EMILIA-ROMAGNA
Bologna delivery riders strike as heatwave peaks
Workers in Motor Valley's logistics hub demand health protections and wage safeguards during extreme temperatures.
Giulia Benati367 wordsEdition №47Thursday, 16 July 2026 — Edition № 47
Delivery riders in Bologna have joined strikes across Milan and Florence to demand better working conditions and wage protections during Italy's intensifying heatwave, according to the BBC. The workers are seeking health safeguards and income guarantees as outdoor labour becomes increasingly dangerous in temperatures approaching 42 degrees Celsius. Bologna, a city at the heart of Emilia-Romagna's food and engineering economy, relies heavily on logistics networks to move Parmigiano-Reggiano, prosciutto and machinery parts to markets across Europe and beyond.
The strikes reflect a wider tension in Italy's gig economy, where platform-based delivery work has expanded rapidly without corresponding protections for workers exposed to extreme weather. The BBC reported that riders want formal recognition of heat-related risks and compensation mechanisms when conditions become unsafe. In Bologna, where food export logistics form a critical backbone of the regional economy, the disruption threatens to strain supply chains during the harvest and production seasons when food companies typically accelerate shipments.
The protest also coincides with broader climate action in Italy. Greenpeace Italy and the CGIL union, according to Euronews, staged a separate demonstration outside Rome's Colosseum on July 15th by melting ice statues to highlight the impact of heatwaves on outdoor workers and to call for a fossil fuel phase-out. The dual pressure—from workers seeking immediate protections and from climate activists demanding systemic change—reflects growing recognition that Italy's outdoor labour force faces mounting risks from sustained heat.
Bologna's food and logistics sectors are particularly vulnerable to labour disruptions. The region exports more than €3 billion annually in food products alone, with much of that volume moving through courier networks that depend on delivery riders. When riders strike, the cascading effect touches everything from small artisanal producers to multinational food companies that source from Emilia-Romagna.
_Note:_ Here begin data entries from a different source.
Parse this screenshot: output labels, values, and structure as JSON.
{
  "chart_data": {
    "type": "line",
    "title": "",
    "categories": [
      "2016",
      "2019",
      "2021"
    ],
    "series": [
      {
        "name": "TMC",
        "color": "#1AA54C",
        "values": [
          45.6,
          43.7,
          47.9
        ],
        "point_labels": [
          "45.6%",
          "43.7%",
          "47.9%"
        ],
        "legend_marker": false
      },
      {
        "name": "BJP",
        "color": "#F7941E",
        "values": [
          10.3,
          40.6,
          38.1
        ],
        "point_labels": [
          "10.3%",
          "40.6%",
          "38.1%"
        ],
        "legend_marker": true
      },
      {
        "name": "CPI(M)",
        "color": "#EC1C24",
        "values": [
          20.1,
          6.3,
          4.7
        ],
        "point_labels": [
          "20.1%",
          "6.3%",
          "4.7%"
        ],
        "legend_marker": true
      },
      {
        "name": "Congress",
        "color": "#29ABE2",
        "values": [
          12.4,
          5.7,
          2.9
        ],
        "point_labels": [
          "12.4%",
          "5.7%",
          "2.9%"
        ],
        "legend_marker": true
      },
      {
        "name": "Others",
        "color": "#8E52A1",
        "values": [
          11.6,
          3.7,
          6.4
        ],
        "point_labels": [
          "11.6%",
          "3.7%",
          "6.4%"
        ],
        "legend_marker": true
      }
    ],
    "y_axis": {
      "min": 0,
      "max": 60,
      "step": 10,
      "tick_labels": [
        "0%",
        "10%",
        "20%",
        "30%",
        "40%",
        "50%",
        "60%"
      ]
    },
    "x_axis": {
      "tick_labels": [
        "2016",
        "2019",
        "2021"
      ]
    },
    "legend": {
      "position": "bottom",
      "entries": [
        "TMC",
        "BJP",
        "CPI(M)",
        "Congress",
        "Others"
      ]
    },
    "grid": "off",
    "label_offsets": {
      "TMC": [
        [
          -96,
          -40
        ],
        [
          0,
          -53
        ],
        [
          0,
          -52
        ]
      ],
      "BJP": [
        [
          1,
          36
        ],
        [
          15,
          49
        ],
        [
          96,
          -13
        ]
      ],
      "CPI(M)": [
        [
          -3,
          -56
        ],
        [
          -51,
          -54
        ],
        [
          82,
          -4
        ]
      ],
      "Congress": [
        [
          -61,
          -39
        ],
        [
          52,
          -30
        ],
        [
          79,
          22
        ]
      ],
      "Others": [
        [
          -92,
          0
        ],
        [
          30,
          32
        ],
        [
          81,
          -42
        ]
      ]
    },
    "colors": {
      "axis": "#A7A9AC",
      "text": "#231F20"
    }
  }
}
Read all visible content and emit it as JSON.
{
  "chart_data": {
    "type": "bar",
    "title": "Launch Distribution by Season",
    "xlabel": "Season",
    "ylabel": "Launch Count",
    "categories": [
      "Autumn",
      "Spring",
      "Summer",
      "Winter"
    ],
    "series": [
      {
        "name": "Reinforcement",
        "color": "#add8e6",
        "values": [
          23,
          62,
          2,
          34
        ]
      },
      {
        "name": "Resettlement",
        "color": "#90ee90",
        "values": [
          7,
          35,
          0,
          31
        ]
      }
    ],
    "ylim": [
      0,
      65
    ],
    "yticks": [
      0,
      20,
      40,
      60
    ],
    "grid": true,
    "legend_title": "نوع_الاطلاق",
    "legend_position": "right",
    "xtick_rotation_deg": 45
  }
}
The timing of the strikes—mid-July, when summer heat peaks and agricultural processing accelerates—heightens the economic stakes.
The BBC did not name specific demands from Bologna riders, but the Milan and Florence actions centred on wage guarantees during heat waves and formal recognition of occupational heat stress. No Italian employer or platform company was quoted in the BBC report. The strikes underscore a structural problem: Italy's gig-economy workers often lack the legal protections afforded to traditional employees, leaving them exposed to both economic precarity and physical danger when climate conditions deteriorate. As the plain's summer heat intensifies—Euronews reported on July 15th that 15 Italian cities faced maximum heat warnings—the vulnerability of outdoor workers becomes more acute.